I used to make vegetarian gravy to go with our traditional stuffing – just take Pepperidge Farms Cornbread stuffing , and prepare as directed with water and butter but first throw in sautéed mushrooms, a little sautéed celery – you get the idea. (Trader Joe’s even sells a Tofurky roast made from tofu with gravy , although we go the free-range fresh turkey route.) Put a cut-up orange and/or onion inside the turkey’s cavity. If you put the stuffing inside, the turkey takes forever to cook and the stuffing comes out soggy.

My doctored-up corn bread stuffing always wows the Greek relatives who have spent days making stuffing involving sausage, pine nuts, chestnuts, etc. My stuffing takes five minutes. Theirs takes three days and must have a thousand calories per spoonful. Don’t tell them that, and also don’t tell them that, after years of failing at gravy-making I just jazz up canned turkey gravy with some chopped cooked gizzards and a little of the maple/bourbon glaze that I brush on the turkey near the end of the cooking time to keep it moist and a nice color

When I was a newlywed in 1970 I made Duck a l’Orange for our first Thanksgiving. The next year there was a baby at the table – smaller than the turkey -- and then two and three, and for 38 years we’ve celebrated the full catastrophe, often inviting foreign college students who have no place to go.
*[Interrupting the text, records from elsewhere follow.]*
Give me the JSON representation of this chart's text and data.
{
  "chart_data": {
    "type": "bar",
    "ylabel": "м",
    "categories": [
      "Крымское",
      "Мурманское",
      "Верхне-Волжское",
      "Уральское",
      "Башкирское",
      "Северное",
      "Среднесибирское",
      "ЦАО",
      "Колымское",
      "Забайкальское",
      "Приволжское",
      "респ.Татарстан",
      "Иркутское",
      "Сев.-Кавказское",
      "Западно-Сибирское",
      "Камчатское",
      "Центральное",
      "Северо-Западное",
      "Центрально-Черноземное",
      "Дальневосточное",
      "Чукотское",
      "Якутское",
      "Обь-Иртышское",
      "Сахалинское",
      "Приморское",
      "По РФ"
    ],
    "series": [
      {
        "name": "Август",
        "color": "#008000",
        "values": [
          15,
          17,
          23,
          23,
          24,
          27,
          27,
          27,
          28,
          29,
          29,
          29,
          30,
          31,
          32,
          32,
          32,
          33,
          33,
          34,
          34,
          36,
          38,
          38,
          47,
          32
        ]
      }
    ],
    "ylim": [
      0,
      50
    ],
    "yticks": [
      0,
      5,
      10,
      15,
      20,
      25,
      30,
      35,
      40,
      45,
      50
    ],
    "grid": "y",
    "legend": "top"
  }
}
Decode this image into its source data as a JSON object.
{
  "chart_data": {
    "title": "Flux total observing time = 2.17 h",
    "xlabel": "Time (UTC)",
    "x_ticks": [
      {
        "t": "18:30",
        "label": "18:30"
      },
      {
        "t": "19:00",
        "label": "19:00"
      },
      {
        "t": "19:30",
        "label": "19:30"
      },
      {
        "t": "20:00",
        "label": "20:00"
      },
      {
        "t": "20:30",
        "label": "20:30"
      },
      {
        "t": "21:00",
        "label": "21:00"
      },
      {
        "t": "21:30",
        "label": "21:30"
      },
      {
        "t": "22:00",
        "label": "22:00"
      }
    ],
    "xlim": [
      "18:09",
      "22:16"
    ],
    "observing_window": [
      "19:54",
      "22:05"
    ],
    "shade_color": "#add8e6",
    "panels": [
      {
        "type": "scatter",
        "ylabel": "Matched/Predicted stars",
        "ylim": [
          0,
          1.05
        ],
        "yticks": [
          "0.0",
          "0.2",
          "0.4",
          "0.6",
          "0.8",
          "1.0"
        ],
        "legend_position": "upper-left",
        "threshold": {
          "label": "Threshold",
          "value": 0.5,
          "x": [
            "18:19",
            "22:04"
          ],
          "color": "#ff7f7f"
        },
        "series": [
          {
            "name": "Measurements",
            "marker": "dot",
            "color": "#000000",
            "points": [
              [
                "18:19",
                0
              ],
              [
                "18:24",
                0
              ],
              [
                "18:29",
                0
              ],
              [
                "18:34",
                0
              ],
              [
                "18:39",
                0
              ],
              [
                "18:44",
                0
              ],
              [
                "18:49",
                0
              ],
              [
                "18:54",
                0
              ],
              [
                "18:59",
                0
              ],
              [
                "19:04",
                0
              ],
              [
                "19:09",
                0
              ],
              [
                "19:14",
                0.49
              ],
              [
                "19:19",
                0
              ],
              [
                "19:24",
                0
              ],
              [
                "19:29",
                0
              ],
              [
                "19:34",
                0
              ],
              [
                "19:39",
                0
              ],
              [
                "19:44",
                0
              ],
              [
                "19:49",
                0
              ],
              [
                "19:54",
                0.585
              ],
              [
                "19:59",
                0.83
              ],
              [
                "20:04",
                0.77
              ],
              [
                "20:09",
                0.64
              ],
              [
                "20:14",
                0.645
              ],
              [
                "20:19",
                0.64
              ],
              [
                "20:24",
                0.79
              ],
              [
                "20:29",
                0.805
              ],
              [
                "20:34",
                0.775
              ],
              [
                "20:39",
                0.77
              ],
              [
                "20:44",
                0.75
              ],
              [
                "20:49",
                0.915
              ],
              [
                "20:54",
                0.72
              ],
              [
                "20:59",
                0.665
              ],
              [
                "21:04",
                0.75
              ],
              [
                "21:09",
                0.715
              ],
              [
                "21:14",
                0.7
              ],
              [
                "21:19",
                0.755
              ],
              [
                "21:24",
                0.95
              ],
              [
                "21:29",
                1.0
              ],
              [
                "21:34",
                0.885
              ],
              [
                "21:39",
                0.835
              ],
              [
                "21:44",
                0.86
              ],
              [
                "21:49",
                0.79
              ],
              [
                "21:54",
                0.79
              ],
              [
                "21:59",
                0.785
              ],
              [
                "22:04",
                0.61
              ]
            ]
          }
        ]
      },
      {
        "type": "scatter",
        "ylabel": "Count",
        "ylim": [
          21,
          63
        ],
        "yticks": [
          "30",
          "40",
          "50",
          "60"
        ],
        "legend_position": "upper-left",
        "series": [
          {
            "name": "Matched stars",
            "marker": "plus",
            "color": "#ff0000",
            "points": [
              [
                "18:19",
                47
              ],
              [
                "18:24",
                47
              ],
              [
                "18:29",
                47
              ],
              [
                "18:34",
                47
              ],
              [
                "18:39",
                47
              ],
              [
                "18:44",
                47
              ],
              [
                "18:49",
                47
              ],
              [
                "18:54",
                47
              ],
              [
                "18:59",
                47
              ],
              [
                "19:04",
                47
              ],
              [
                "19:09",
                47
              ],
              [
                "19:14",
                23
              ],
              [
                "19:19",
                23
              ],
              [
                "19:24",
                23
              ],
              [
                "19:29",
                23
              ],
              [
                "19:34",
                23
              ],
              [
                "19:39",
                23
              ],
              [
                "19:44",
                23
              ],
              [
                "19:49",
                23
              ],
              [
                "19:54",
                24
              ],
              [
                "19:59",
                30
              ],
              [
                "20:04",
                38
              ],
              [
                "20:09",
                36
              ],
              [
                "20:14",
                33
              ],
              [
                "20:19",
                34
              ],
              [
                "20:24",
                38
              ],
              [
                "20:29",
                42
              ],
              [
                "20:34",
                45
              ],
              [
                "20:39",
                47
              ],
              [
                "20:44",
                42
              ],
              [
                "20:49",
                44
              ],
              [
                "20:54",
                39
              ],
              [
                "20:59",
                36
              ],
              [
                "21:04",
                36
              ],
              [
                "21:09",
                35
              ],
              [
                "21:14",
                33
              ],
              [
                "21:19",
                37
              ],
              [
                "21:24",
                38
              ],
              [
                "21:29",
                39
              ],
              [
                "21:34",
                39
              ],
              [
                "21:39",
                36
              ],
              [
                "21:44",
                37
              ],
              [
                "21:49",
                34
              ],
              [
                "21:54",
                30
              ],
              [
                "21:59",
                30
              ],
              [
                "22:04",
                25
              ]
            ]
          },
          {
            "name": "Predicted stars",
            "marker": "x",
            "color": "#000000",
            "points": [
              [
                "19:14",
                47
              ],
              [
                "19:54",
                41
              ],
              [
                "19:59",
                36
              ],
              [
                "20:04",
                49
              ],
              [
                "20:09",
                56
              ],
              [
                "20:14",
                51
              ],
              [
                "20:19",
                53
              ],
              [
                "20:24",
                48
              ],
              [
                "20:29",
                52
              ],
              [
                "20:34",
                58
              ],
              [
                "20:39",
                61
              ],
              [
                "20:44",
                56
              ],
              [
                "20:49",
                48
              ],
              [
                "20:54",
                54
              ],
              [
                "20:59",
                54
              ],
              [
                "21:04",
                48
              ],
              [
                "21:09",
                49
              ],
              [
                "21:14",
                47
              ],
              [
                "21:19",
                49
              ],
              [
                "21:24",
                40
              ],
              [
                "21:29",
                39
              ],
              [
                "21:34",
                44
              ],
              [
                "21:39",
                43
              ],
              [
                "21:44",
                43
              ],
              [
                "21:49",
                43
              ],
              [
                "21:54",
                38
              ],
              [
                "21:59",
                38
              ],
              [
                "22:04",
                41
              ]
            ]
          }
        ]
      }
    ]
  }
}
We still do it the traditional way, from cranberry/orange relish and wild rice (which comes from my native state of Minnesota) to apple and pumpkin pie (which is wicked easy to make, but now I make a pumpkin roll — like a jelly roll with cream cheese in the middle. You can freeze it and serve it centuries later, just defrost and slice and sprinkle with powdered sugar.) Somehow Chocolate Kahlua Pie has also become a family “tradition.”

I used to keep the kids busy making place cards for the table… for instance turkeys out of popcorn balls wrapped in red cellophane with heads made of lady fingers or Greek kourlourakia. The turkeys stand on three toothpick legs stuck into some large flat cookie with a person’s name on it.

Over the years I developed more and more shortcuts because cooking is just not my thing. Decorating is. By now I’ve now got it so streamlined that I’m going to write a book next year about "Holiday Shortcuts". Trust me, you can do a Thanksgiving and Christmas worthy of Martha Stewart and be cheating every step of the way. That’s the thesis of my upcoming book, which has the working title "Acing the Holidays". Stay tuned.

This year I’m plugging my photo book “The Secret Life of Greek Cats”
which costs only $10 and is perfect for the cat people or going-to-Greece people on your list. I’ll sign it and wrap it in cat-themed paper for free if you order it off my web site: www.GreekCats.com .

I’m also going to be selling it at Border’s, 476 Boston Turnpike, Shrewsbury on the day after Thanksgiving and on Sunday, December 7 at “Start at the Station” – Worcester’s Union Station — from noon to five p.m. along with 80 other artists and craftspeople
.

Last night, youngest child Marina came back home from LA. On Wednesday night Eleni’s coming home from New York. As soon as Marina got here, her cousin Efro came over and the two girls sat at the kitchen table looking at photos on Marina’s computer of her new life full of beaches and sunsets and new housemates. The girls were laughing so loud you could hardly hear the phone ringing. “You see,” said the Big Eleni, who is Efro’s mother, “The minute children come home, the house is filled with joy.”

That’s what I love about Thanksgiving. Hope you have a great Turkey Day! The photo above is last year’s feast with Nick about to carve the turkey.

1 comment:

Robin Paulson said...

We'll be thinking of you on Turkey day. I'm making dinner the "longcut" way, but if you can fake it, make it! Gotta run and make my cornbread from scratch for my stuffing. Wonder if it really makes a difference?